Kingston board warns of $20.9M budget gap, staff to seek maximum tax levy
Loading...
Summary
District budget staff told the board the 2026–27 plan shows a $20.9 million gap driven by declining enrollment and reduced state reimbursements; staff said they will recommend levying the maximum allowable 4.4% tax cap to close the shortfall.
The Kingston City School District is facing a projected $20.9 million shortfall for 2026–27, district budget staff told the Board of Education on April 8.
A presenter for the district said the working budget is $249,500,000, current revenues are estimated at $242,300,000 and projected expenses near $263,000,000, leaving a gap of $20,900,000. The district’s calculated maximum allowable tax levy for 2026–27 is $130,877,575, a 4.4% increase over last year; staff said they will recommend levying the maximum allowable amount "out of necessity." (Presenter, first referenced in meeting materials.)
The presentation pointed to two primary drivers: falling enrollment and shrinking state reimbursements.
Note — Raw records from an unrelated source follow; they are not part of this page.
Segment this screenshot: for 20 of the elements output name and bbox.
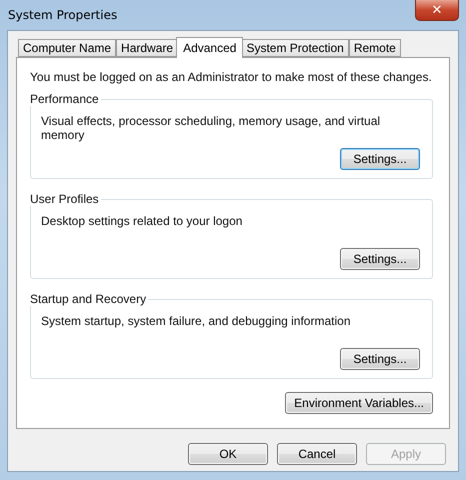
tab[interactable]: Remote: [348, 39, 401, 57]
group-title: Performance: [30, 92, 101, 106]
window-title: System Properties: [7, 8, 118, 22]
environment-variables-button[interactable]: Environment Variables...: [285, 392, 433, 414]
notice-text: You must be logged on as an Administrator to make most of these changes.: [30, 70, 433, 84]
dialog-button[interactable]: Cancel: [277, 443, 357, 465]
close-button[interactable]: ✕: [415, 0, 459, 21]
group-description: Desktop settings related to your logon: [41, 214, 244, 228]
tab[interactable]: Hardware: [116, 39, 178, 57]
group-title: Startup and Recovery: [30, 292, 148, 306]
group-title: User Profiles: [30, 192, 101, 206]
tab[interactable]: Advanced: [176, 37, 244, 58]
settings-button[interactable]: Settings...: [340, 248, 420, 270]
group-description: System startup, system failure, and debugging information: [41, 314, 352, 328]
tab[interactable]: Computer Name: [18, 39, 116, 57]
settings-button[interactable]: Settings...: [340, 348, 420, 370]
settings-button[interactable]: Settings...: [340, 148, 420, 170]
dialog-button[interactable]: OK: [188, 443, 268, 465]
group-description: Visual effects, processor scheduling, memory usage, and virtual memory: [41, 114, 382, 142]
tab[interactable]: System Protection: [241, 39, 349, 57]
District presenters reported a loss of 891 students since 2020 and said changes in foundation and expense-based aid have reduced the reimbursements the district receives for transportation, special-education placements and BOCES services.
"It truly is the perfect storm of circumstances coming together in this moment," the Presenter said, summarizing the combined effects of enrollment decline, aid reductions and rising costs.
Transportation and special-education costs were singled out as major pressure points. The board heard that transportation operates across a 98‑square‑mile district and that out‑of‑district special-education placements have risen substantially, increasing both service needs and net costs.
Superintendent (speaker 4) and staff described steps under consideration to narrow the gap, including reviewing contract terms, reallocating line items, reimagining service delivery, and strategic realignment of class sizes and school assignments. Staff reaffirmed commitments to retain small class sizes where feasible and to preserve programs such as bilingual elementary services and universal pre‑K.
Board members pressed staff on how market volatility and fuel costs were modeled. Staff replied that many transportation contracts have fuel components baked into the price and that some contracts lock in pricing, while interest rates and borrowing costs will affect capital project financing.
The board scheduled an additional budget workshop for the following week to dig deeper into assumptions and options, and staff reiterated that a formal levy decision will be considered at a later public meeting.